See also a livid Glenn Greenwald for the details: “The entire claim of ‘state secrets’ in this case is based on two sworn Declarations from CIA Director Michael Hayden — one public and one filed secretly with the court. In them, Hayden argues that courts cannot adjudicate this case because to do so would be to disclose and thus degrade key CIA programs of rendition and interrogation — the very policies which Obama, in his first week in office, ordered shall no longer exist. How, then, could continuation of this case possibly jeopardize national security when the rendition and interrogation practices which gave rise to these lawsuits are the very ones that the U.S. Government, under the new administration, claims to have banned?

Update: Sensing the likely blowback, one presumes, the Justice Dept. announces it’ll be reviewing Dubya’s “state secrets” claims in due course. “It’s vital that we protect information that if released could jeopardize national security, but the Justice Department will ensure the privilege is not invoked to hide from the American people information about their government’s actions that they have a right to know.” So apparently, the ugly details of our now-defunct(?) extraordinary rendition policy aren’t among the actions we should have any clue about. Ugh…this one definitely goes in the Carcetti file.

Good Riddance, Gitmo.

“It is precisely our ideals which give us the strength and moral high ground to deal with the unthinking violence that we see emanating from terrorism organizations around the world…We are going to win this fight, we are going to win it on our terms.” As hinted soon after the election, it’s finally on its way out: One day after putting a hold on all Gitmo tribunals, the president orders the closing of the national embarrassment at Guantanamo within the year.

“[T]he orders [also] bring to an end a Central Intelligence Agency program that kept terrorism suspects in secret custody for months or years, a practice that has brought fierce criticism from foreign governments and human rights activists.
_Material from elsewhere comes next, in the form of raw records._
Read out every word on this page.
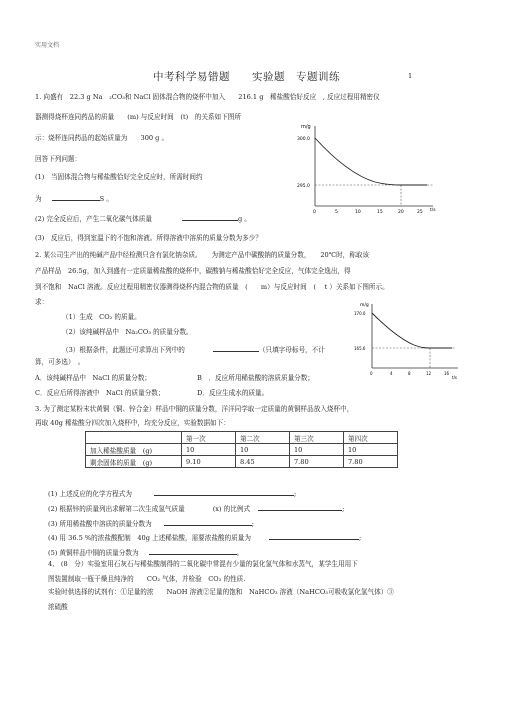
实用文档
中考科学易错题　　实验题　专题训练	1
1. 向盛有　22.3 g Na　₂CO₃和 NaCl 固体混合物的烧杯中加入　　216.1 g　稀盐酸恰好反应　, 反应过程用精密仪
器测得烧杯连同药品的质量　　(m) 与反应时间　(t)　的关系如下图所
示：烧杯连同药品的起始质量为　　300 g 。
回答下列问题：
(1)　当固体混合物与稀盐酸恰好完全反应时，所需时间约
为	S 。
(2) 完全反应后，产生二氧化碳气体质量	g 。
(3)　反应后，得到室温下的不饱和溶液。所得溶液中溶质的质量分数为多少？
m/g
300.0
295.0
0	5	10	15	20	25 t/s
2. 某公司生产出的纯碱产品中经检测只含有氯化钠杂质。　　为测定产品中碳酸钠的质量分数，　　20℃时，称取该
产品样品　26.5g，加入到盛有一定质量稀盐酸的烧杯中，碳酸钠与稀盐酸恰好完全反应，气体完全逸出，得
到不饱和　NaCl 溶液。反应过程用精密仪器测得烧杯内混合物的质量　(　　m）与反应时间　( 　t ）关系如下图所示。
求：
（1）生成　CO₂ 的质量。
（2）该纯碱样品中　Na₂CO₃ 的质量分数。
（3）根据条件，此题还可求算出下列中的	（只填字母标号，不计
算，可多选）　。
A．该纯碱样品中　NaCl 的质量分数；	B　．反应所用稀盐酸的溶质质量分数；
C．反应后所得溶液中　NaCl 的质量分数；	D．反应生成水的质量。
m/g
170.0
165.6
0	4	8	12	16
t/s
3. 为了测定某粉末状黄铜（铜、锌合金）样品中铜的质量分数，洋洋同学取一定质量的黄铜样品放入烧杯中，
再取 40g 稀盐酸分四次加入烧杯中，均充分反应，实验数据如下：
	第一次	第二次	第三次	第四次
加入稀盐酸质量　(g)	10	10	10	10
剩余固体的质量　(g)	9.10	8.45	7.80	7.80
(1) 上述反应的化学方程式为	;
(2) 根据锌的质量列出求解第二次生成氢气质量	(x) 的比例式	;
(3) 所用稀盐酸中溶质的质量分数为	;
(4) 用 36.5 %的浓盐酸配制　40g 上述稀盐酸，需要浓盐酸的质量为	;
(5) 黄铜样品中铜的质量分数为	。
4、 (8　分）实验室用石灰石与稀盐酸制得的二氧化碳中常混有少量的氯化氢气体和水蒸气，某学生用用下
图装置制取一瓶干燥且纯净的　　CO₂ 气体，并检验　CO₂ 的性质.
实验时供选择的试剂有：①足量的浓　　NaOH 溶液②足量的饱和　NaHCO₃ 溶液（NaHCO₃可吸收氯化氢气体）③
浓硫酸
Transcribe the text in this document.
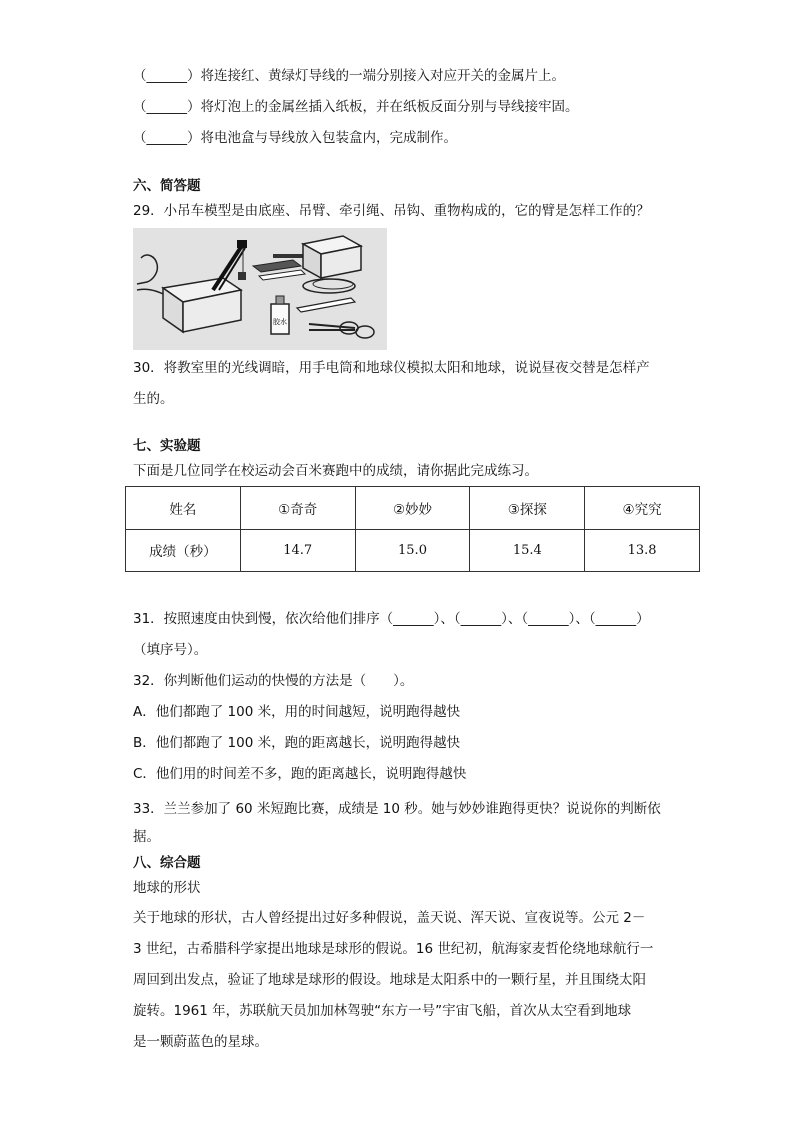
（______）将连接红、黄绿灯导线的一端分别接入对应开关的金属片上。
（______）将灯泡上的金属丝插入纸板，并在纸板反面分别与导线接牢固。
（______）将电池盒与导线放入包装盒内，完成制作。
六、简答题
29．小吊车模型是由底座、吊臂、牵引绳、吊钩、重物构成的，它的臂是怎样工作的？
胶水
30．将教室里的光线调暗，用手电筒和地球仪模拟太阳和地球，说说昼夜交替是怎样产
生的。
七、实验题
下面是几位同学在校运动会百米赛跑中的成绩，请你据此完成练习。
姓名	①奇奇	②妙妙	③探探	④究究
成绩（秒）	14.7	15.0	15.4	13.8
31．按照速度由快到慢，依次给他们排序（______）、（______）、（______）、（______）
（填序号）。
32．你判断他们运动的快慢的方法是（　　）。
A．他们都跑了 100 米，用的时间越短，说明跑得越快
B．他们都跑了 100 米，跑的距离越长，说明跑得越快
C．他们用的时间差不多，跑的距离越长，说明跑得越快
33．兰兰参加了 60 米短跑比赛，成绩是 10 秒。她与妙妙谁跑得更快？说说你的判断依
据。
八、综合题
地球的形状
关于地球的形状，古人曾经提出过好多种假说，盖天说、浑天说、宣夜说等。公元 2－
3 世纪，古希腊科学家提出地球是球形的假说。16 世纪初，航海家麦哲伦绕地球航行一
周回到出发点，验证了地球是球形的假设。地球是太阳系中的一颗行星，并且围绕太阳
旋转。1961 年，苏联航天员加加林驾驶“东方一号”宇宙飞船，首次从太空看到地球
是一颗蔚蓝色的星球。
They will also prohibit the C.I.A. from using coercive interrogation methods, requiring the agency to follow the same rules used by the military in interrogating terrorism suspects, government officials said.

And there was much rejoicing! We can all breathe a little easier and stand a little taller now that America is actually starting to act like America again. (And, trust me, I won’t shed any tears over dropping the gulag and torture news category here at GitM.)
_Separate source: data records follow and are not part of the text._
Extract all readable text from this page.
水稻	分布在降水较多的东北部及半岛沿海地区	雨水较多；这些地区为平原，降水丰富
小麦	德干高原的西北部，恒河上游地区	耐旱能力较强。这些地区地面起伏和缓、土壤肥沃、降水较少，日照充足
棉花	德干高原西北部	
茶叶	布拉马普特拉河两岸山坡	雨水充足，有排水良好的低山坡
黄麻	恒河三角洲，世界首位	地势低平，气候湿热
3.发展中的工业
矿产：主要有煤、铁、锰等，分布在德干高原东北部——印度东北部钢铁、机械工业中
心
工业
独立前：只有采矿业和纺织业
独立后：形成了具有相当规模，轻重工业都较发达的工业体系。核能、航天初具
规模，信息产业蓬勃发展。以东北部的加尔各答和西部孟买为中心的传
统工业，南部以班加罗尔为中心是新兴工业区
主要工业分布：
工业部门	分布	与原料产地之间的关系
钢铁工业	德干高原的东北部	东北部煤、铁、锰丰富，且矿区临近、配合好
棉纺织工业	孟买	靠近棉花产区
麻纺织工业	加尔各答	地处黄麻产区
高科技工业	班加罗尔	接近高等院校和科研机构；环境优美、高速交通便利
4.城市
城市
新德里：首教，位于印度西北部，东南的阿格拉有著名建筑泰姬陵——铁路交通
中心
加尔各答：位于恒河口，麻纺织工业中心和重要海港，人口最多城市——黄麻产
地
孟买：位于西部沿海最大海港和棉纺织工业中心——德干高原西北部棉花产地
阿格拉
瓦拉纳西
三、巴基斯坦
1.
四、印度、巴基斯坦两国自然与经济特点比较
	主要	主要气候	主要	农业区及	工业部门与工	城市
Btw, the “new sheriff in town” pic above is via The Big Picture’s very worthwhile inaugural collection, as seen at Webgoddess.
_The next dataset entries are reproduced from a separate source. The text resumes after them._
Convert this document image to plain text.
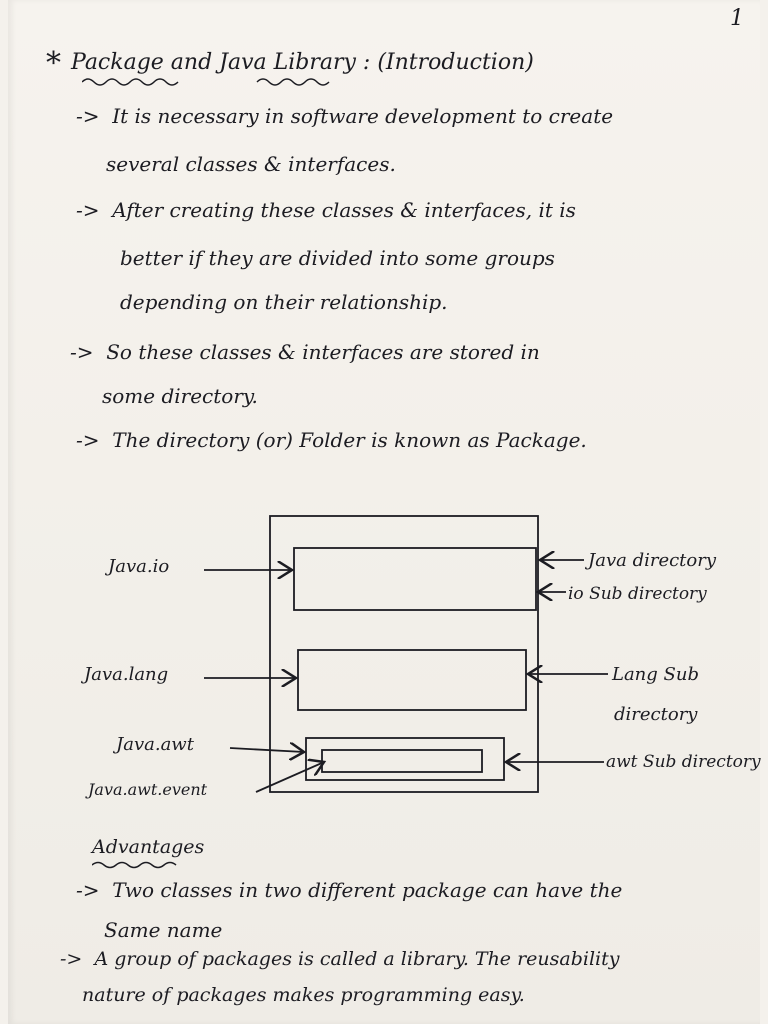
1
* Package and Java Library : (Introduction)
-> It is necessary in software development to create
several classes & interfaces.
-> After creating these classes & interfaces, it is
better if they are divided into some groups
depending on their relationship.
-> So these classes & interfaces are stored in
some directory.
-> The directory (or) Folder is known as Package.
Java.io
Java.lang
Java.awt
Java.awt.event
Java directory
io Sub directory
Lang Sub
directory
awt Sub directory
Advantages
-> Two classes in two different package can have the
Same name
-> A group of packages is called a library. The reusability
nature of packages makes programming easy.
Situational Ethics II: Yoo So Crazy.

“We hope the new vice president will not reverse his commitment to the Senate’s constitutional authority.” Uh, the new one? What about the old one? First it was Karl Rove discovering the virtues of executive transparency. Now the walrus and the carpenter of Dubya apparachiks, Johns “Bomb Iran” Bolton and “Torture at will” Yoo respectively, actually have the temerity to sing the praises of congressional oversight in foreign policy. “If Mr. Obama were to submit either of these agreements for approval by a simple majority of the House and Senate, his actions would pose a serious challenge to American principles of law and democratic governance.” Oh, a “serious challenge” to law and democracy, eh? These assholes have no shame.